Falk, Oswald P. J., M. D.
The following data is extracted from Centennial History of Missouri.
Dr. Oswald P. J. Falk, internist and diagnostician, with offices in the University Club building, was born in St. Louis, Missouri, June 12, 1894, and has spent his entire life here, being one of the younger representatives of the medical profession in the city. His father, John C. Falk, was born in Ste. Genevieve, Missouri, and is now engaged in the practice of medicine in St. Louis. The grandfather in the paternal line served in the Civil war as a private in an infantry regiment of the Union army from Missouri and was wounded on the field of battle. The mother of Dr. Falk bore the maiden name of Rose Pleus and was born in St. Louis, where her family had resided for two generations. The Doctor's parents were married in Ste. Genevieve, Missouri, in September, 1893, and to them have been born a son and two daughters: Dr. Falk, of this review; and Dorothy Mary and Lucile Augusta, who make their home with their father in St. Louis.

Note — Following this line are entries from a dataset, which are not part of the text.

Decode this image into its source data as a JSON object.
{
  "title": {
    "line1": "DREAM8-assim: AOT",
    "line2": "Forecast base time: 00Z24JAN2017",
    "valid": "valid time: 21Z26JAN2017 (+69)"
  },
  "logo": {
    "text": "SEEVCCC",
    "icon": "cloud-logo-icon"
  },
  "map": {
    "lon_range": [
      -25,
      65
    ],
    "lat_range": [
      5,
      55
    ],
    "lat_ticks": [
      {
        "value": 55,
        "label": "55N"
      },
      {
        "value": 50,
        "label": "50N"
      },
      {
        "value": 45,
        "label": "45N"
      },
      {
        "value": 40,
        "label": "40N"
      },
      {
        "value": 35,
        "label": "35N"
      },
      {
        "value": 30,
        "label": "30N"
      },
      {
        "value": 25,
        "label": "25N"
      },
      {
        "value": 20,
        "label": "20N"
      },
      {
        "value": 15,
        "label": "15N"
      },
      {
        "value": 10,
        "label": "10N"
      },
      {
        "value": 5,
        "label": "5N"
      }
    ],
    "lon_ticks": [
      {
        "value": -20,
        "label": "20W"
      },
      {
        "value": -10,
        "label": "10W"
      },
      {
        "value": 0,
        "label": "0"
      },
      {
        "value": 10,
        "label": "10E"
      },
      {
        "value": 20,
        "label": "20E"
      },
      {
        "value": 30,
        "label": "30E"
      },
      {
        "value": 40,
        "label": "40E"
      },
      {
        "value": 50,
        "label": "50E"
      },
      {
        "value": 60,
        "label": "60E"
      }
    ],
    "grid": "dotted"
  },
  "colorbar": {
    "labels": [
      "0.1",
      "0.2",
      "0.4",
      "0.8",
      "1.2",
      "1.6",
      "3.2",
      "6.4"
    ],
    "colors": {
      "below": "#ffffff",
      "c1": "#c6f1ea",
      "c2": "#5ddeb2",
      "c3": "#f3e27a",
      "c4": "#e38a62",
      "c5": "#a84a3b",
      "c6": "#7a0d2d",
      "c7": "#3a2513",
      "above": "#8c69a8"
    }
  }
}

Dr. Oswald P. J. Falk, the eldest of the family, was educated in the parochial and public schools of St. Louis and afterward entered the St. Louis University, from which he was graduated in 1917 with the degree of B. S. and M. D. He served an interneship in St. John's Hospital, where he was associated with Dr. John Young Brown and Dr. William Engelbach from 1916 until 1920. He is now engaged in private practice, with offices in the University Club building, and is winning liberal public support. He specializes in internal medicine and diagnosis and is developing considerable power and ability in this particular field. He is now on the medical staff of St. John's Hospital, is visiting physician to the Missouri Pacific Hospital and is a member of the faculty of St. Louis University. During the World war he enlisted in the Medical Officers Reserve Corps. He belongs to the Alpha Kappa Kappa and to many societies directly connected with the profession and the advancement of its standards. He has membership in the St. Louis Medical Society, the Southern Medical Society, the Missouri State Medical Association, the American Medical Association and the American Congress on Internal Medicine and thus keeps abreast with the best thinking men of the age concerning all that has to do with scientific investigation into the laws of health. His religious faith is that of the Catholic church, his political belief that of the democratic party and he is a member of the University Club.